Compare The Market has put together a data tool which looks at regional variations in the average car insurance premium. Although prices can vary depending on your age, postcode, job, marital status, convictions and more, it is interesting to see how expensive particular areas are.
It’s no surprise that out of the top ten most expensive areas, nine of them are in Greater London. Manchester sneaks in at 8th place. The cheapest? Mostly the rural South West of England, such as Devon.
You can enter your own postcode and compare your car insurance costs aginst the typical batting average, which is useful to do just before renewal time.

The results will show how much you are saving, or overpaying when compared to some with the same value car and the same age, living in the same town or city.
What can we take away from this?
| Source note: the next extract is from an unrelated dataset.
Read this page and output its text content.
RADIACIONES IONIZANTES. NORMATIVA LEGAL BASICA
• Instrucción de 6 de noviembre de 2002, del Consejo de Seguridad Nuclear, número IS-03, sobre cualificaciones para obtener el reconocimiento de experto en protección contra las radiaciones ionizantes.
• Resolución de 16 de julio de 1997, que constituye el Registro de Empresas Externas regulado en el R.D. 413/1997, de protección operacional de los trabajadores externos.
Obviously it is cheaper to live in a less densely populated part of the UK. That means the biggest risk factor is the number of people nearby, not your age, your job, or whether you got divorced in 2012. The difference in premiums can be as much as £400 a year, even for someone aged over 30.
What the tool proves is that car insurance is long overdue a complete re-think; the old TPF&T and Fully Comp options need dismantling, people should be rated as the primary risk, not the vehicle and especially not the vehicle’s value. Everyone in the industry knows that the bulk of the claim cost is the admin, loss adjustment, legal partner bill, car recovery, storage, hire car, repair cost per hour etc – not the actual cost of the parts.
The sooner an individual’s trackable driving/location data history becomes the primary risk rating factor, the better.